Secara umum kegiatan
pengajuan soal dibedakan menjadi tiga aktivitas kognitif antara lain :
1. Pre solution
posing, yaitu pembuatan soal berdasar
situasi atau informasi yang diberikan.
2. Within solution
posing, yaitu pembuatan atau formulasi
soal yang sedang diselesaikan. Hal ini bertujuan untuk menyederhanakan soal
yang diberikan sehingga soal yang dibuat diharapkan merupakan soal yang
mendukung penyelesaian soal semula.
3. Post solution posing, yaitu memodifikasi atau merevisi tujuan atau kondisi soal
yang telah diselesaikan untuk menghasilkan soal-soal baru yang lebih menantang.
(Ali Mahmudi, 2008 : 4-6).
Menurut Menon (Tatag
Yuli E. S., 2000 : 5), langkah pembelajaran dengan pengajuan soal (problem posing) dapat dilakukan dengan
tiga cara berikut :
1) Memberikan kepada siswa soal cerita tanpa pertanyaan,
tetapi semua informasi yang diperlukan untuk memecahkan soal tersebut ada.

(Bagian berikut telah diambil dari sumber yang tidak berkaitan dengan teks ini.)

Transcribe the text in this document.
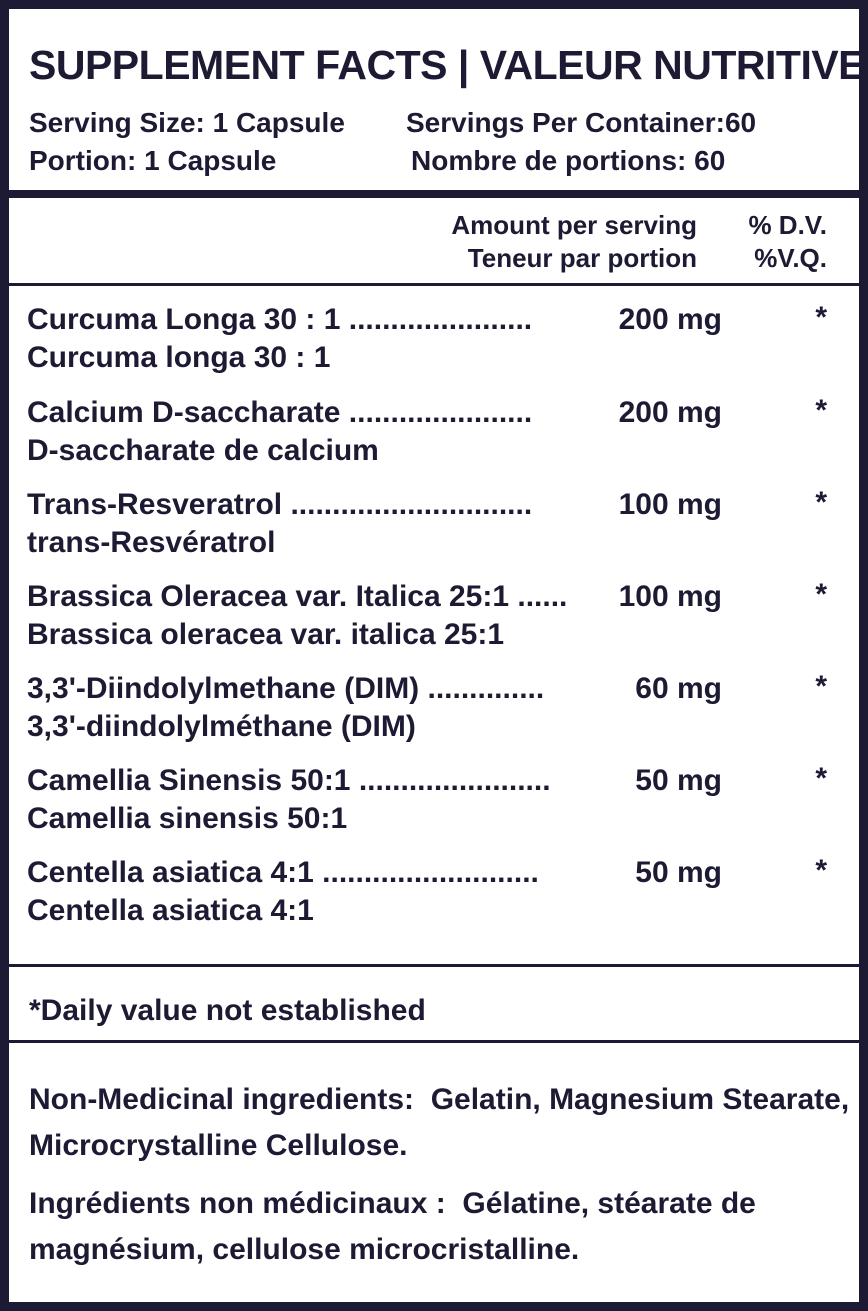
SUPPLEMENT FACTS | VALEUR NUTRITIVE
Serving Size: 1 Capsule
Portion: 1 Capsule
Servings Per Container:60
Nombre de portions: 60
Amount per serving
Teneur par portion
% D.V.
%V.Q.
Curcuma Longa 30 : 1 ......................
Curcuma longa 30 : 1
200 mg	*
Calcium D-saccharate ......................
D-saccharate de calcium
200 mg	*
Trans-Resveratrol .............................
trans-Resvératrol
100 mg	*
Brassica Oleracea var. Italica 25:1 ......
Brassica oleracea var. italica 25:1
100 mg	*
3,3'-Diindolylmethane (DIM) ..............
3,3'-diindolylméthane (DIM)
60 mg	*
Camellia Sinensis 50:1 .......................
Camellia sinensis 50:1
50 mg	*
Centella asiatica 4:1 ..........................
Centella asiatica 4:1
50 mg	*
*Daily value not established
Non-Medicinal ingredients: Gelatin, Magnesium Stearate, Microcrystalline Cellulose.
Ingrédients non médicinaux : Gélatine, stéarate de magnésium, cellulose microcristalline.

Tugas siswa adalah membuat pertanyaan berdasar informasi tadi.
2) Guru menyeleksi sebuah topik dan meminta siswa untuk
membagi kelompok. Tiap kelompok ditugaskan membuat soal cerita sekaligus
penyelesaiaannya. Nanti soal-soal tersebut dipecahkan oleh kelompok lain.

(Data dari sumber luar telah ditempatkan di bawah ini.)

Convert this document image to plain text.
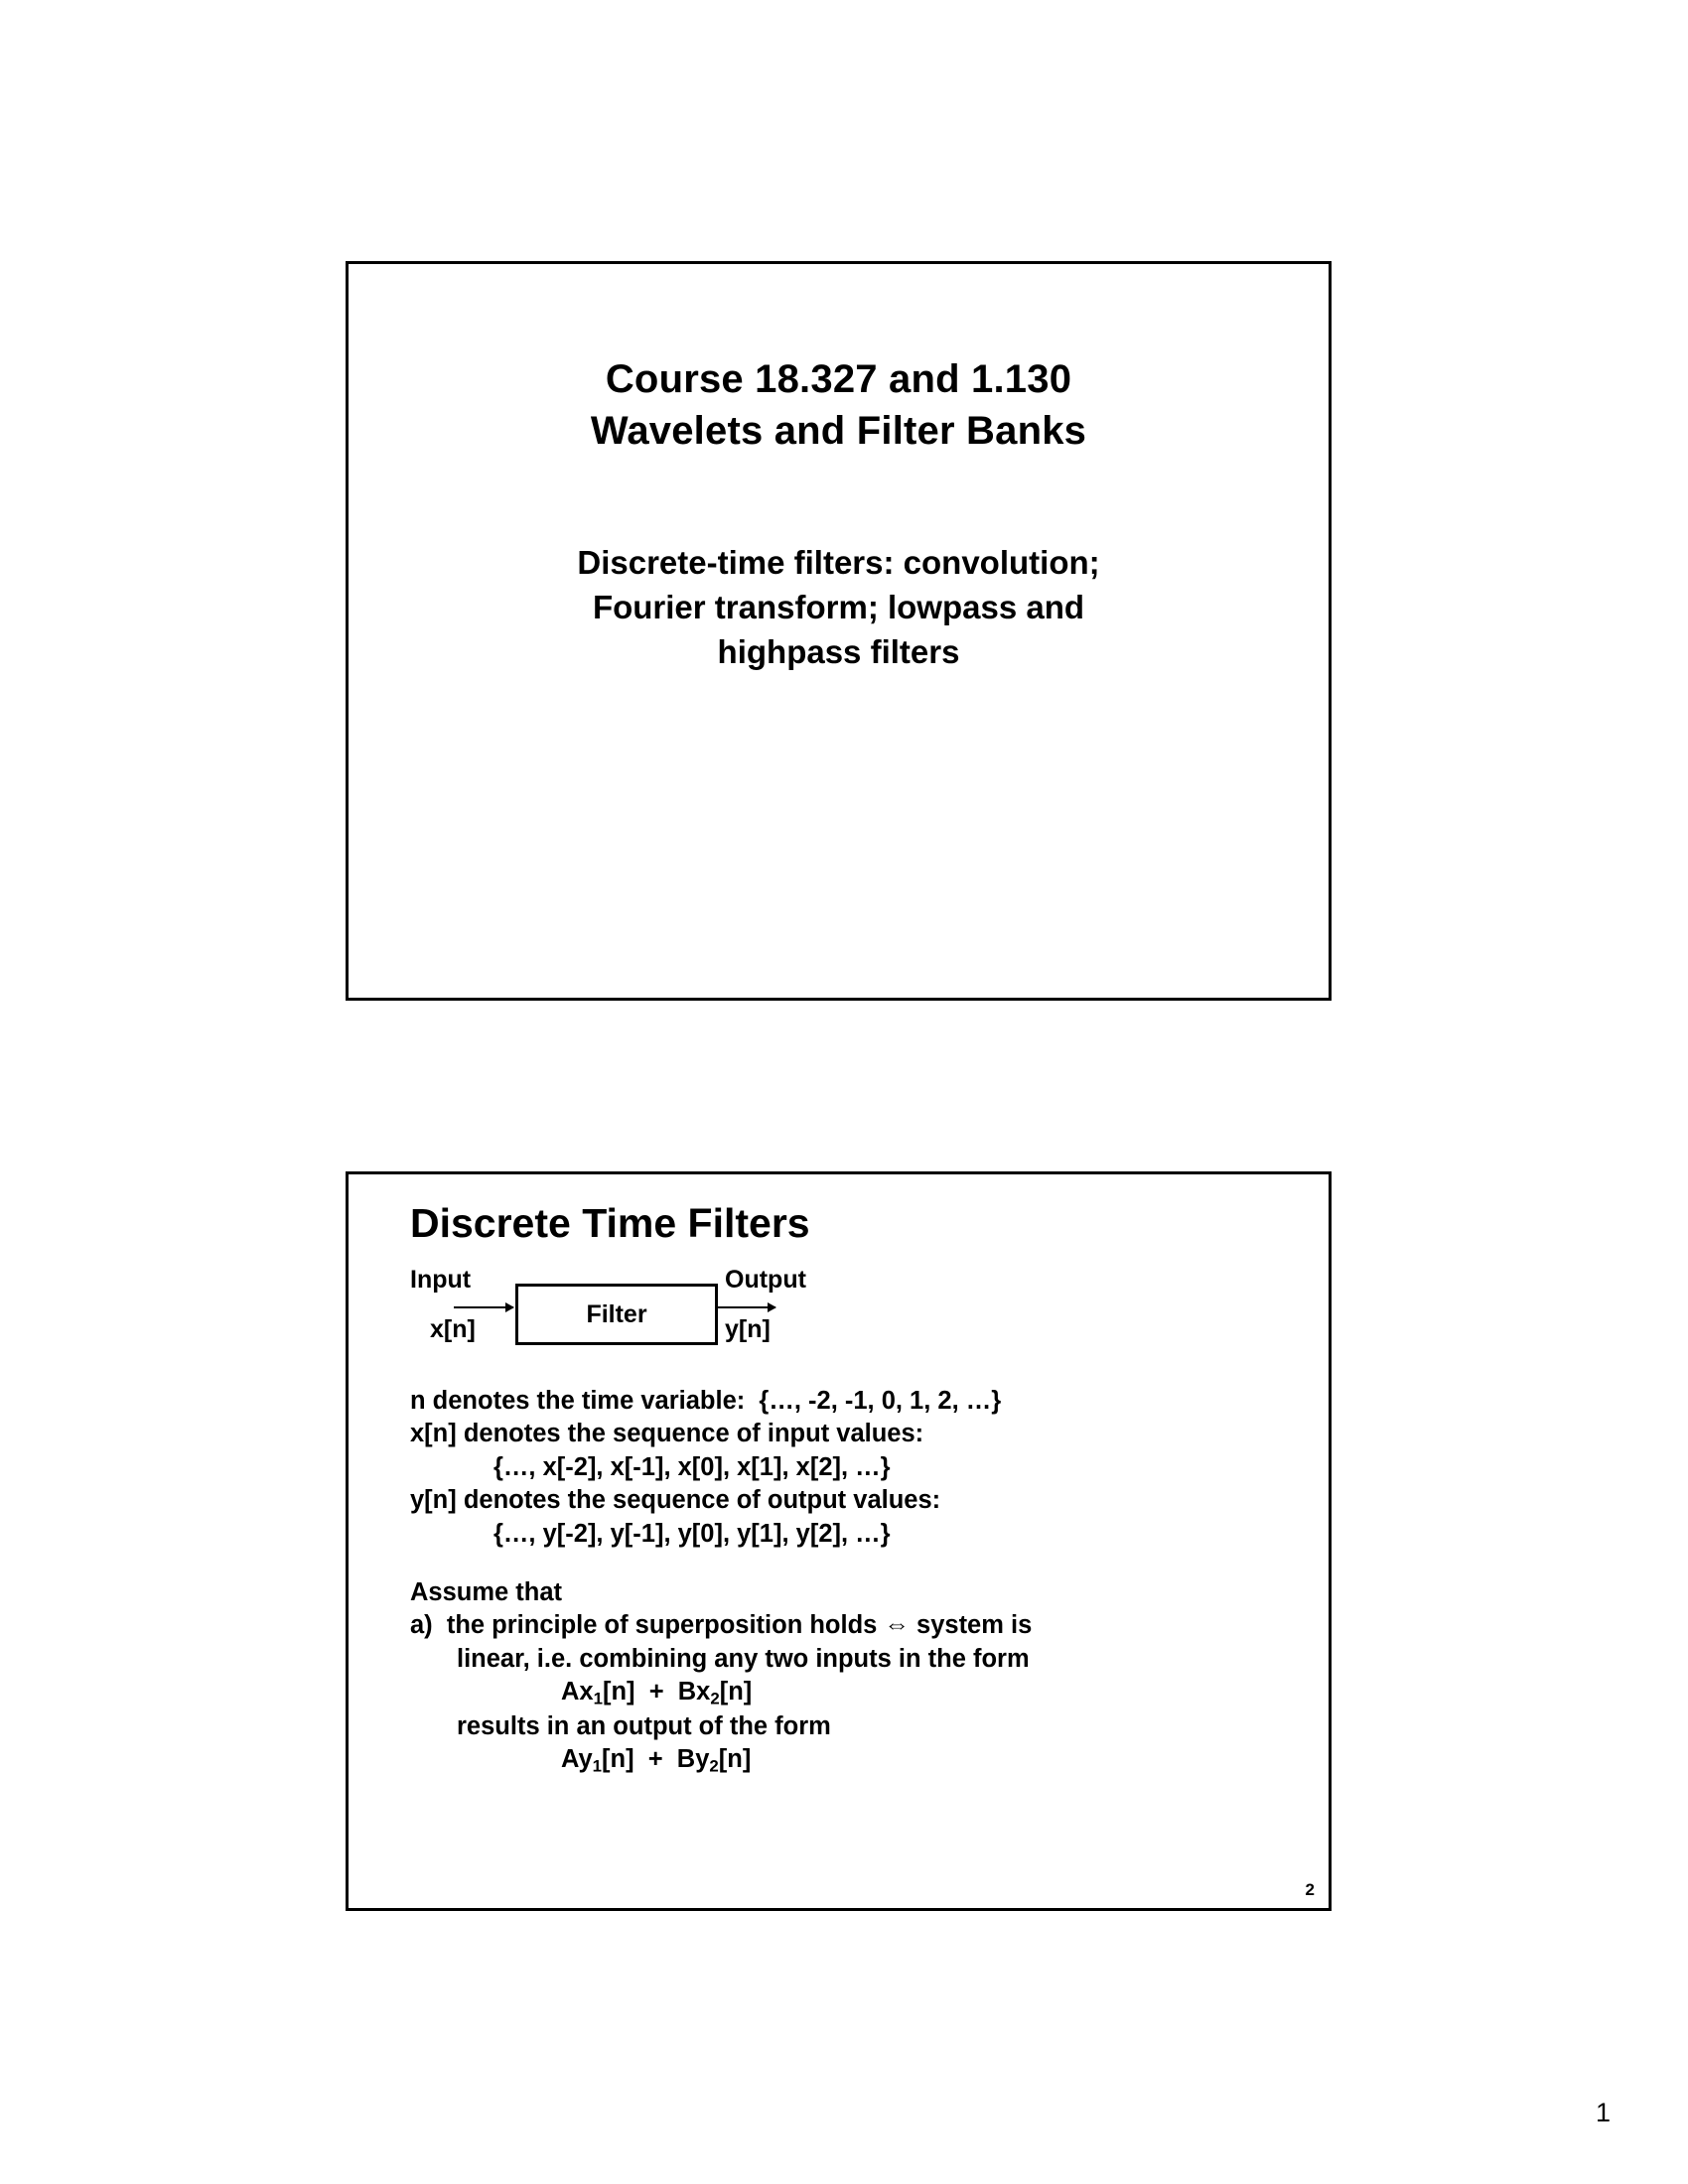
Course 18.327 and 1.130
Wavelets and Filter Banks
Discrete-time filters: convolution;
Fourier transform; lowpass and
highpass filters
Discrete Time Filters
Input
x[n]
Filter
Output
y[n]
n denotes the time variable:  {…, -2, -1, 0, 1, 2, …}
x[n] denotes the sequence of input values:
{…, x[-2], x[-1], x[0], x[1], x[2], …}
y[n] denotes the sequence of output values:
{…, y[-2], y[-1], y[0], y[1], y[2], …}
Assume that
a)  the principle of superposition holds ⇔ system is
linear, i.e. combining any two inputs in the form
$Ax_1[n] + Bx_2[n]$
results in an output of the form
$Ay_1[n] + By_2[n]$
2
1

Sebelumnya soal diberikan kepada guru untuk diedit tentang kebaikan dan
kesiapannya.
3) Siswa
diberikan soal dan diminta untuk mendaftar sejumlah pertanyaan yang berhubungan
dengan masalah. Sejumlah pertanyaan kemudian diseleksi dari daftar tersebut
untuk diselesaikan.
Daftar Pustaka :
Daftar Pustaka :
Ali Mahmudi. (2008). Pembelajaran problem posing
untuk meningkatkan Kemampuan Pemecahan Masalah Matematika. Makalah, Seminar Nasional Matematika. Bandung : FMIPA UNPAD.
Brown, Stephen I & Walter, Marion I..
(2005). The art of problem posing.
New Jersey : Lawrence Erlbaum Associates.
Tatag Yuli Eko S. (2000). Problem Posing: Sebuah Alternatif Pembelajaran yang
Demokratis.Makalah, Seminar Trasnformasi Pegawai Negeri Sipil Menuju Masyarakat
Yang Demokratis. Malang.
Tatag Yuli Eko S. (2002). Proses Berfikir Siswa
dalam Pengajuan Soal. MATEMATIKA, Jurnal
Matematika atau Pembelajarannya. Tahun VIII. Hlm 44-50.